Teman-teman pengajian yang dulu selalu bersama, kini telah menyebar ke berbagai penjuru negeri. Ada yang mengabdi sebagai pegawai negeri, menjalankan tugasnya dengan penuh tanggung jawab. Ada yang memilih jalan sebagai prajurit TNI, mengawal keamanan bangsa. Sebagian lagi merantau ke kota besar, bekerja di perusahaan swasta, membangun karier demi masa depan. Tak sedikit yang menemukan keberkahan di tanah perantauan, seperti kawan kami yang kini menjadi petani sukses di Lampung, mengolah tanah hingga berbuah hasil melimpah.
Sementara itu, mereka yang tetap tinggal di kampung masih teguh menjaga tradisi dan peran mereka di masyarakat. Mereka menjadi bagian dari denyut kehidupan desa, tetap setia pada akar tempat kami dulu tumbuh bersama.
Hati saya menghangat mengingat semua itu. Hidup telah membawa kami ke jalan yang berbeda, tetapi kenangan di masa kecil tetap menyatukan kami dalam ruang yang tak terjamah oleh waktu, di dalam hati, di dalam doa, di dalam senja yang selalu mengingatkan bahwa perjalanan ini tak akan pernah benar-benar berakhir.
Lain Dahulu Lain Sekarang
Dulu, setiap sore menjelang Maghrib, halaman masjid selalu ramai oleh suara tawa dan sorak-sorai anak-anak yang bermain permainan tradisional seperti gobak sodor dan betengan. Mereka berlari, bersembunyi, dan berstrategi dengan penuh semangat, sementara langit perlahan berubah jingga. Suasana sore terasa begitu hidup, penuh kebersamaan dan keceriaan. Setelah puas bermain, mereka segera bergegas mengambil wudhu, bersiap menunaikan shalat Maghrib berjamaah, lalu melanjutkan kegiatan mengaji hingga malam tiba.
Namun, pemandangan itu kini hanya tinggal kenangan. Halaman masjid yang dulu riuh, kini sepi. Anak-anak lebih banyak menghabiskan waktu di dalam rumah, tenggelam dalam layar gadget mereka. Permainan tradisional yang dulu begitu akrab di tangan kini tergantikan oleh dunia virtual. Mereka lebih mengenal PUBG, Mobile Legends, atau Free Fire daripada gobak sodor atau betengan.
Dahulu, selepas Maghrib, anak-anak berkumpul di mushola, masjid, atau rumah-rumah yang menyelenggarakan pengajian. Kini, mereka berkumpul di tempat-tempat dengan sinyal internet yang kuat, bukan untuk belajar atau mengaji, melainkan untuk Mabar (main bareng) game online.

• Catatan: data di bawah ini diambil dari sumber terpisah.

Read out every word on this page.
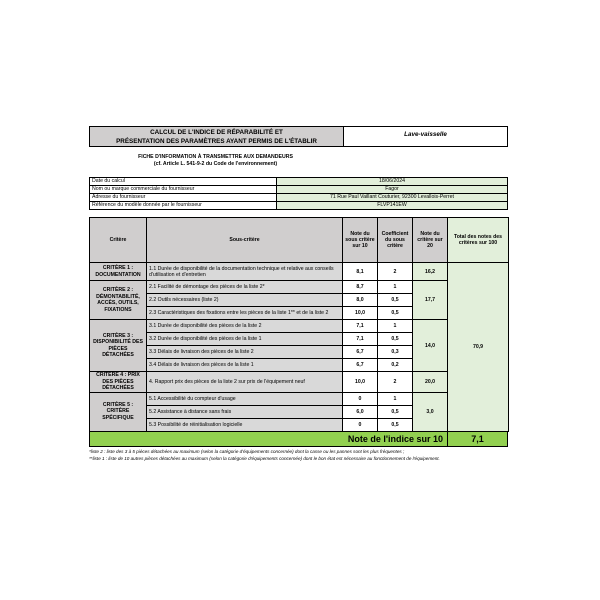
CALCUL DE L'INDICE DE RÉPARABILITÉ ET
PRÉSENTATION DES PARAMÈTRES AYANT PERMIS DE L'ÉTABLIR
Lave-vaisselle
FICHE D'INFORMATION À TRANSMETTRE AUX DEMANDEURS
(cf. Article L. 541-9-2 du Code de l'environnement)
Date du calcul	18/06/2024
Nom ou marque commerciale du fournisseur	Fagor
Adresse du fournisseur	71 Rue Paul Vaillant Couturier, 92300 Levallois-Perret
Référence du modèle donnée par le fournisseur	FLVP141EW
Critère	Sous-critère	Note du sous critère sur 10	Coefficient du sous critère	Note du critère sur 20	Total des notes des critères sur 100
CRITÈRE 1 : DOCUMENTATION	1.1 Durée de disponibilité de la documentation technique et relative aux conseils d'utilisation et d'entretien	8,1	2	16,2	70,9
CRITÈRE 2 : DÉMONTABILITÉ, ACCÈS, OUTILS, FIXATIONS	2.1 Facilité de démontage des pièces de la liste 2*	8,7	1	17,7	
	2.2 Outils nécessaires (liste 2)	8,0	0,5		
	2.3 Caractéristiques des fixations entre les pièces de la liste 1** et de la liste 2	10,0	0,5		
CRITÈRE 3 : DISPONIBILITÉ DES PIÈCES DÉTACHÉES	3.1 Durée de disponibilité des pièces de la liste 2	7,1	1	14,0	
	3.2 Durée de disponibilité des pièces de la liste 1	7,1	0,5		
	3.3 Délais de livraison des pièces de la liste 2	6,7	0,3		
	3.4 Délais de livraison des pièces de la liste 1	6,7	0,2		
CRITÈRE 4 : PRIX DES PIÈCES DÉTACHÉES	4. Rapport prix des pièces de la liste 2 sur prix de l'équipement neuf	10,0	2	20,0	
CRITÈRE 5 : CRITÈRE SPÉCIFIQUE	5.1 Accessibilité du compteur d'usage	0	1	3,0	
	5.2 Assistance à distance sans frais	6,0	0,5		
	5.3 Possibilité de réinitialisation logicielle	0	0,5		
Note de l'indice sur 10	7,1
*liste 2 : liste des 3 à 5 pièces détachées au maximum (selon la catégorie d'équipements concernée) dont la casse ou les pannes sont les plus fréquentes ;
**liste 1 : liste de 10 autres pièces détachées au maximum (selon la catégorie d'équipements concernée) dont le bon état est nécessaire au fonctionnement de l'équipement.
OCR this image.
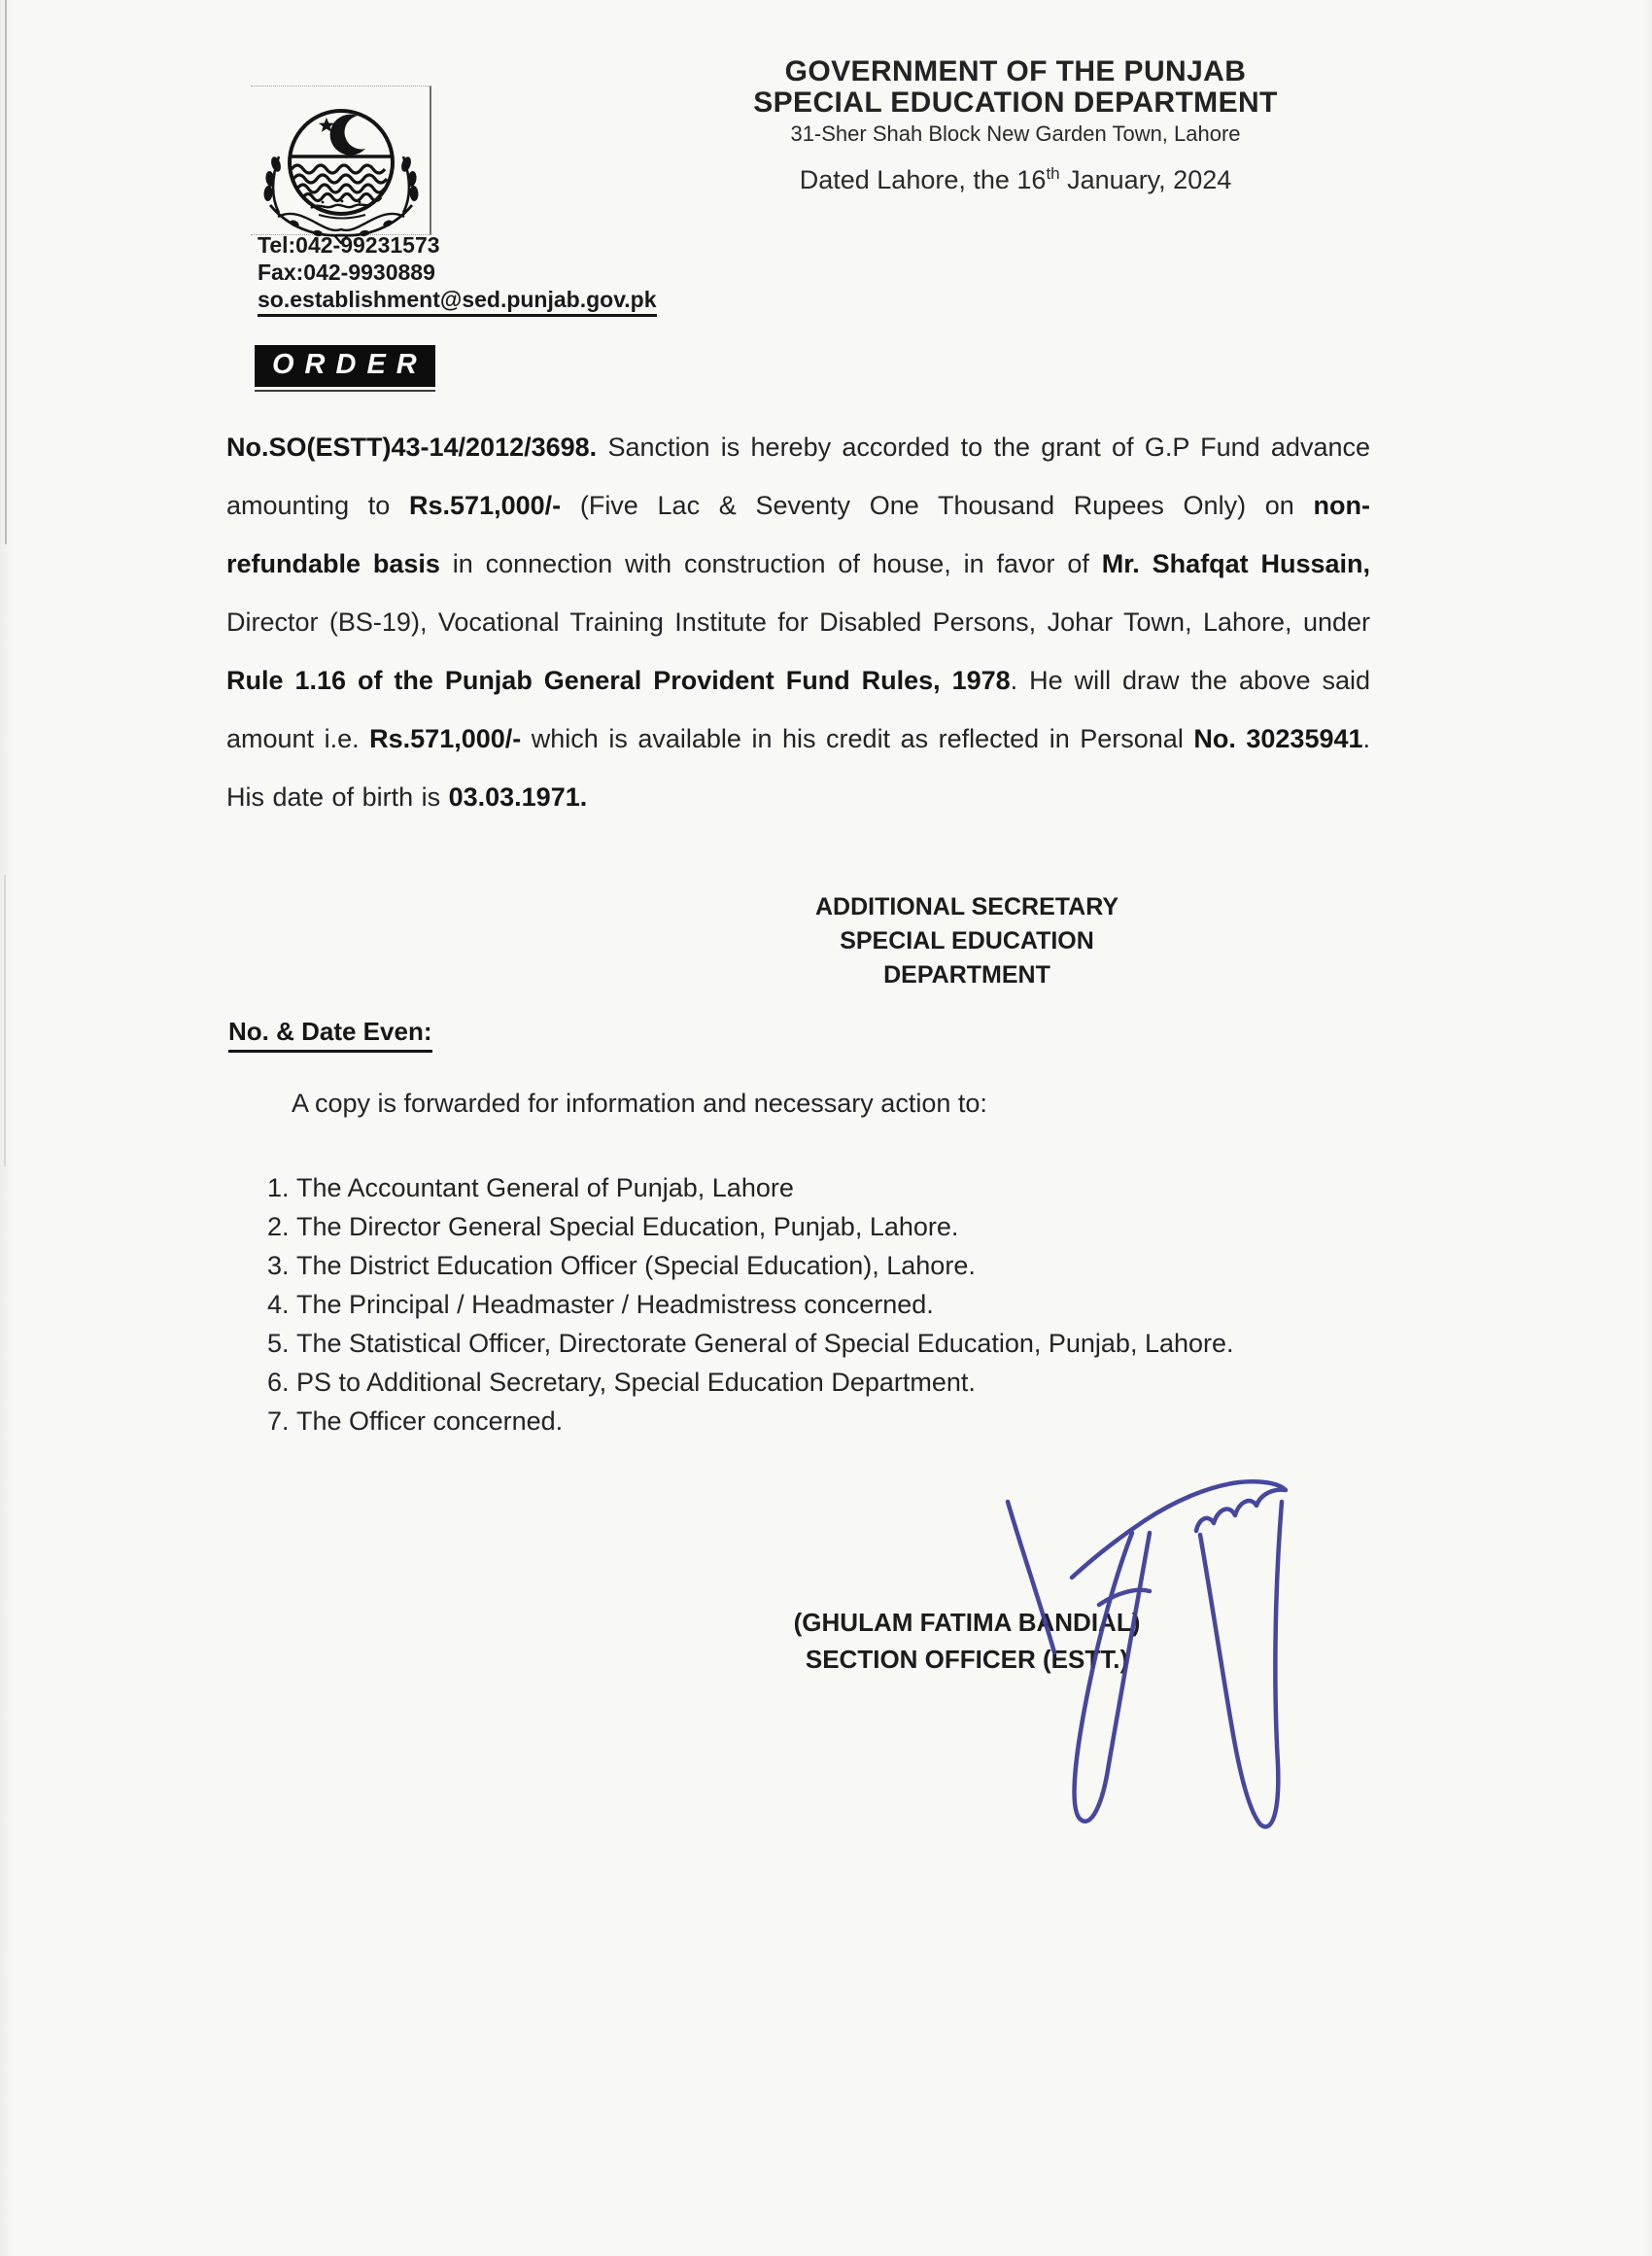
GOVERNMENT OF THE PUNJAB
SPECIAL EDUCATION DEPARTMENT
31-Sher Shah Block New Garden Town, Lahore
Dated Lahore, the 16th January, 2024
Tel:042-99231573
Fax:042-9930889
so.establishment@sed.punjab.gov.pk
ORDER
No.SO(ESTT)43-14/2012/3698. Sanction is hereby accorded to the grant of G.P Fund advance amounting to Rs.571,000/- (Five Lac & Seventy One Thousand Rupees Only) on non-refundable basis in connection with construction of house, in favor of Mr. Shafqat Hussain, Director (BS-19), Vocational Training Institute for Disabled Persons, Johar Town, Lahore, under Rule 1.16 of the Punjab General Provident Fund Rules, 1978. He will draw the above said amount i.e. Rs.571,000/- which is available in his credit as reflected in Personal No. 30235941. His date of birth is 03.03.1971.
ADDITIONAL SECRETARY
SPECIAL EDUCATION
DEPARTMENT
No. & Date Even:
A copy is forwarded for information and necessary action to:
1. The Accountant General of Punjab, Lahore
2. The Director General Special Education, Punjab, Lahore.
3. The District Education Officer (Special Education), Lahore.
4. The Principal / Headmaster / Headmistress concerned.
5. The Statistical Officer, Directorate General of Special Education, Punjab, Lahore.
6. PS to Additional Secretary, Special Education Department.
7. The Officer concerned.
(GHULAM FATIMA BANDIAL)
SECTION OFFICER (ESTT.)
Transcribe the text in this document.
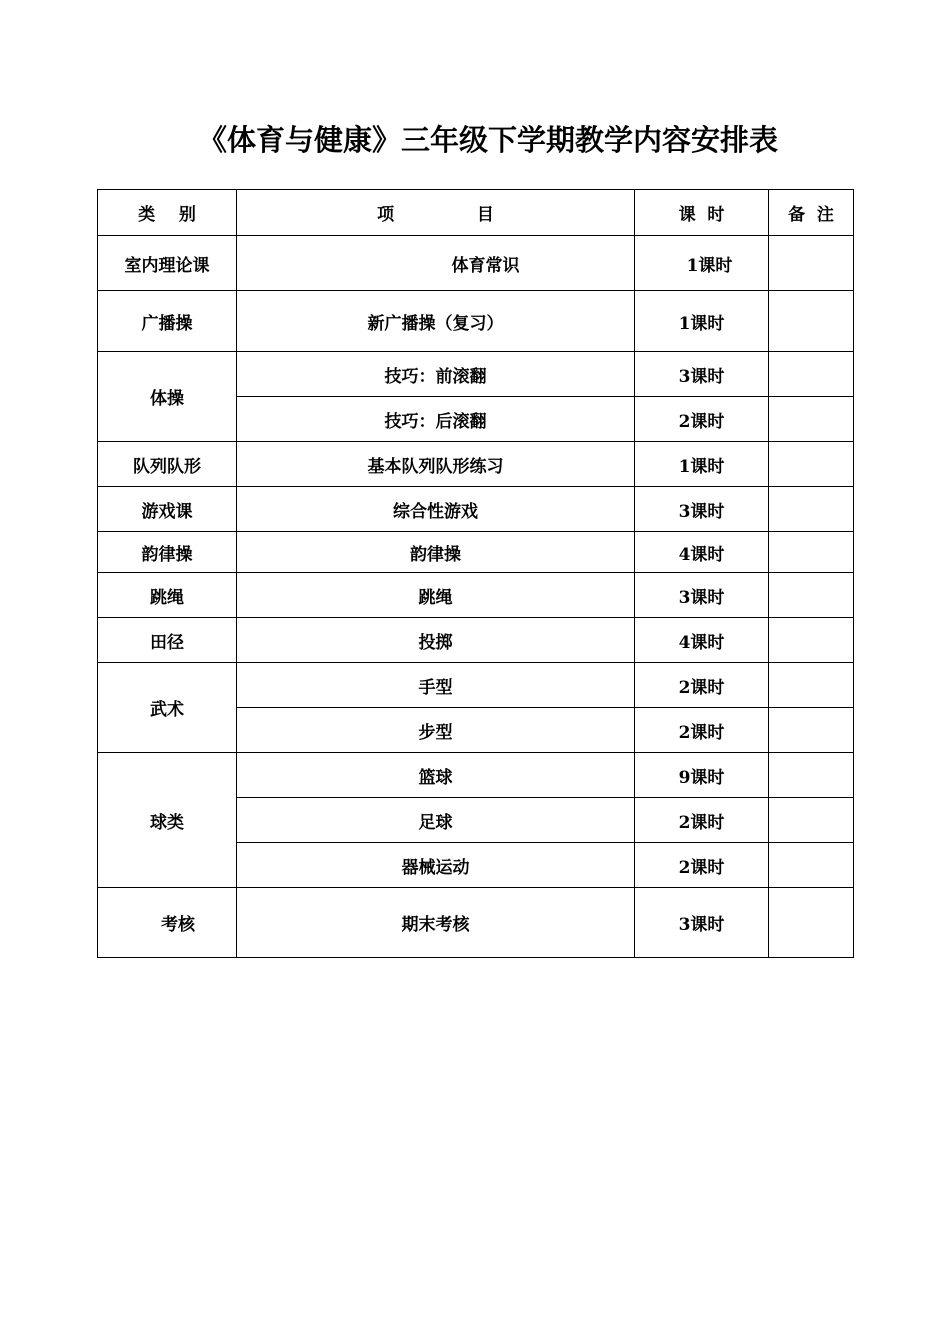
《体育与健康》三年级下学期教学内容安排表
类    别	项              目	课  时	备  注
室内理论课	体育常识	1课时	
广播操	新广播操（复习）	1课时	
体操	技巧：前滚翻	3课时	
	技巧：后滚翻	2课时	
队列队形	基本队列队形练习	1课时	
游戏课	综合性游戏	3课时	
韵律操	韵律操	4课时	
跳绳	跳绳	3课时	
田径	投掷	4课时	
武术	手型	2课时	
	步型	2课时	
球类	篮球	9课时	
	足球	2课时	
	器械运动	2课时	
考核	期末考核	3课时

Ironisnya, di Banyuasin (dan mungkin juga di daerah lain) sudah ada program pemerintah yang disebut Maghrib Mengaji, yang bertujuan menghidupkan kembali tradisi belajar Al-Qur'an di waktu Maghrib. Sayangnya, di lapangan, program ini belum berjalan seperti yang diharapkan.
Pernah pula ada program “Sang PURBA” yang diinisiasi oleh Dinas Pendidikan dan Kebudayaan Banyuasin. Program ini bertujuan memperkenalkan kembali permainan tradisional khas Banyuasin, terinspirasi dari buku karya Irwan Pacrozi, M.Pd., seorang penulis sekaligus pegawai dinas.
Saat peluncurannya, program ini sempat menjadi perhatian, bahkan diadakan perlombaan antar Korwil Disdikbud Kecamatan. Sayangnya, seperti banyak program lainnya, gaungnya hanya bertahan beberapa bulan sebelum akhirnya kembali redup dan sepi.
Perubahan zaman memang tak terhindarkan, tetapi di balik kemajuan teknologi, ada budaya dan nilai yang perlahan terkikis. Kini, tantangannya adalah bagaimana membangkitkan kembali kebiasaan baik di tengah derasnya arus digital, agar generasi mendatang tetap mengenal akar dan tradisi mereka.